Literature, Paintings and Performing Art of Bangladesh

Arts and Paintings
Bangladesh takes pride in its glorious tradition of Art and literature. The tradition of painting started for religious purpose in Hindu temples and Viharas. Ancient terracotta and pottery testify our artistic ability and aesthetic taste. Zainul Abedin, who became famous for his paintings on the Bengal famine of 1943, is considered as the father of the modern art movement in Bangladesh. Many of the Bangladeshi painters have earned international reputation for their outstanding artistic abilities.

A collection of lyrical poems composed by the Buddhist Monks known as ‘Charjapada’ is believed to be the earliest specimen of Bengali literature. The earliest available specimen of Charjapada is of about a thousand years old. During the mediaeval period, Bengali Literature developed considerably with the patronage of Muslim rulers. The era of modern Bengali Literature began in the late nineteenth century, in which the Nobel Laureate Rabindranath Tagore played a pioneer role. Tagore won the Nobel Prize for literature in 1913. Kazi Nazrul Islam, Michael Madhusudan Datta. Sarat Chandra Chattopadhaya, Bankim Chandra Chattopadhaya, and many other succeeding writers of outstanding calibre have immense contributions in enriched the modern Bengali Literature.

Music and dance
Various forms of folk and tribal music and dance are of indigenous origin. Lyrics of the folk songs rooted into the tradition and spirituality. Most prevalent forms of folk songs and music include: Bhatiali, Baul, Marfati, Murshidi, and Bhawaiya. Lyricists like Lalon Shah, Hason Raja, Kangal Harinath, Romesh Shill, Abbas Uddin have enriched the folk songs of Bangladesh. Bangladesh has developed its own distinct dancing syles, although a few dancing styles of the adjacent north-eastern India like monipuri and santal dances are widely practiced in Bangladesh. Classical and modern songs and dances are equally popular in Bangladesh.

Drama and film
The theatre in Bangladesh is believed to have its origin in the 4th century AD in the form of Sanskrit drama. The folk theatre of Bangladesh has developed in distinct forms, which can be categorized into (i) the narrative, (ii) the song-and-dance, (iii) the processional, and (iv) the supra-personae. In present day theatre of Bangladesh, the influence of European theatre and indigenous folk culture is very prominent. The culture of theatre has great significance in the history as well as in daily lives of Bangladeshis. The theatre performance had vehemently inspired the culture and language based independence movements.

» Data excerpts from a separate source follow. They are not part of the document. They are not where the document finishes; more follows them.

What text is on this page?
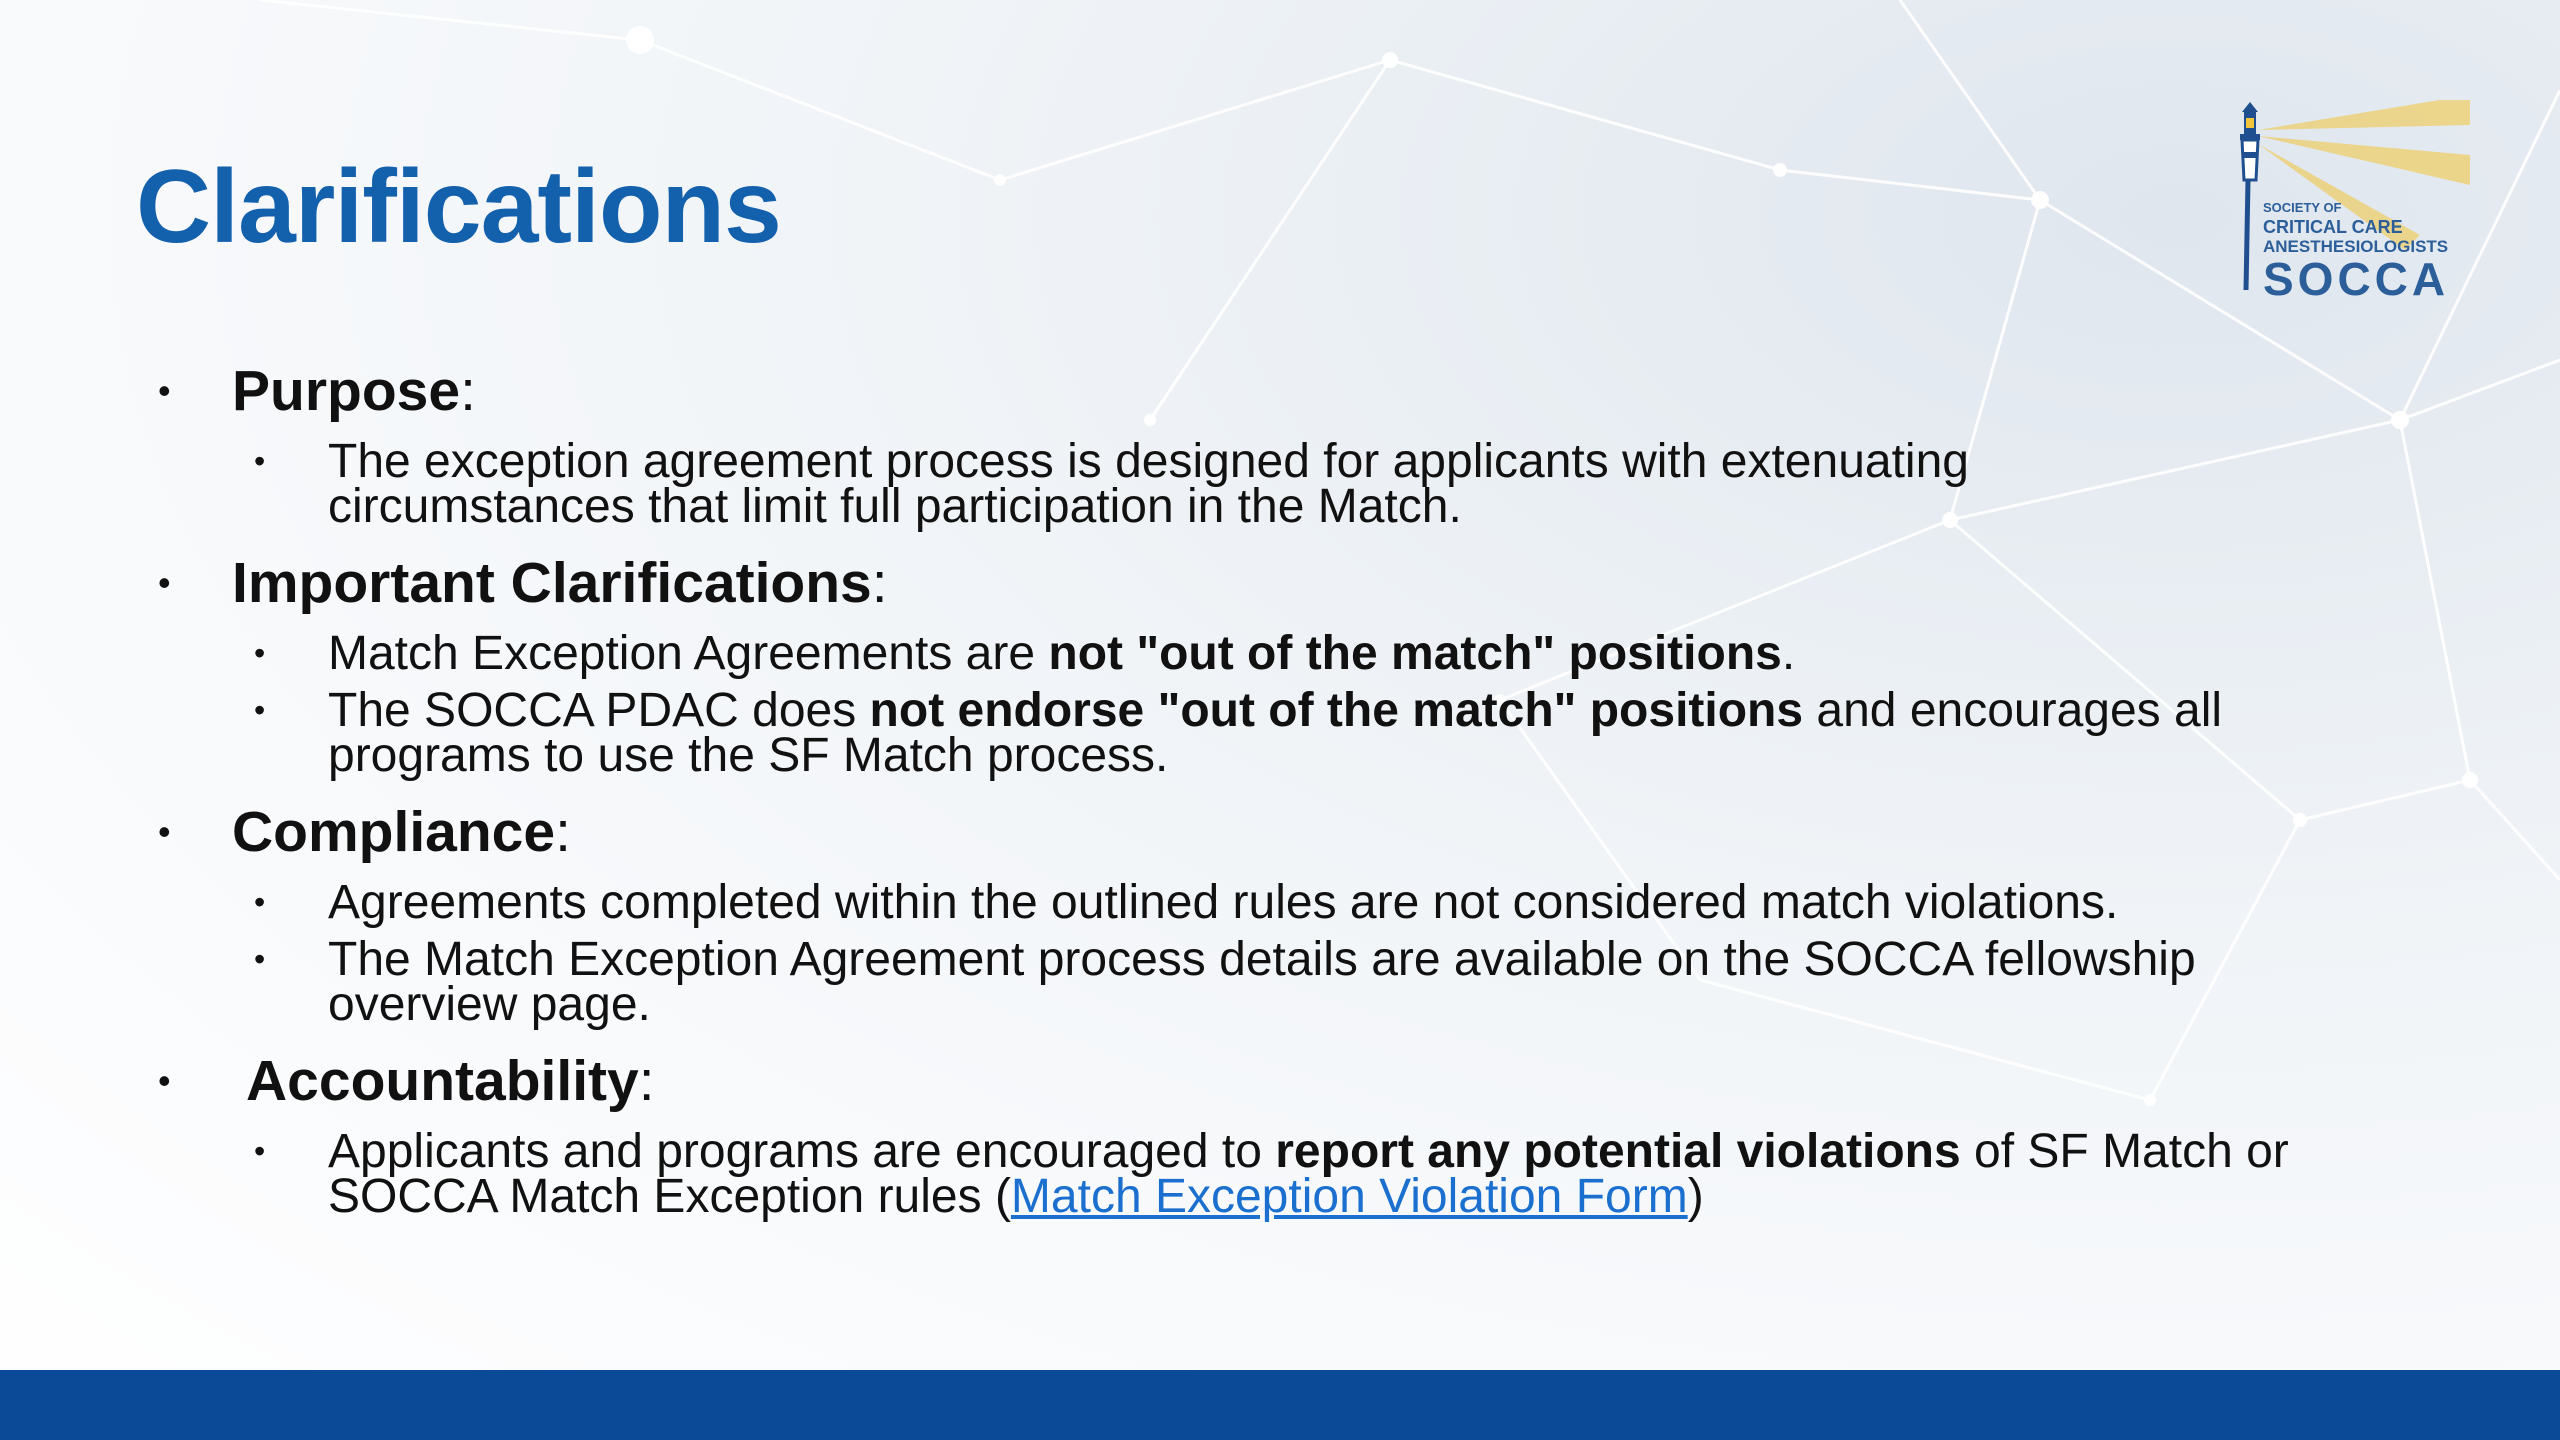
Clarifications	SOCIETY OF
CRITICAL CARE
ANESTHESIOLOGISTS
SOCCA
• Purpose:
• The exception agreement process is designed for applicants with extenuating
circumstances that limit full participation in the Match.
• Important Clarifications:
• Match Exception Agreements are not "out of the match" positions.
• The SOCCA PDAC does not endorse "out of the match" positions and encourages all
programs to use the SF Match process.
• Compliance:
• Agreements completed within the outlined rules are not considered match violations.
• The Match Exception Agreement process details are available on the SOCCA fellowship
overview page.
• Accountability:
• Applicants and programs are encouraged to report any potential violations of SF Match or
SOCCA Match Exception rules (Match Exception Violation Form)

Bangladesh has a very strong film industry. Bangladesh started its journey of own film production with the silent film “Bless the World” by Jotish Banerjee, which was released on 8 November 1919. The first full-length feature film with sound was produced by Abdul Jabbar Khan in the then East Pakistan (present Bangladesh) was Mukh O Mukhosh (face and musk), which was released on 3 August 1956. In 2013, Bangladesh produced about 120 films to emerge as the 10th largest film producing country in the world. Bangladeshi film industry is the second largest film industry in South Asia after Bollywood and is the ninth largest in Asia in terms of revenue. In addition to providing entertainments to mass people, films industry also serves as powerful tool for creating public awareness in Bangladesh.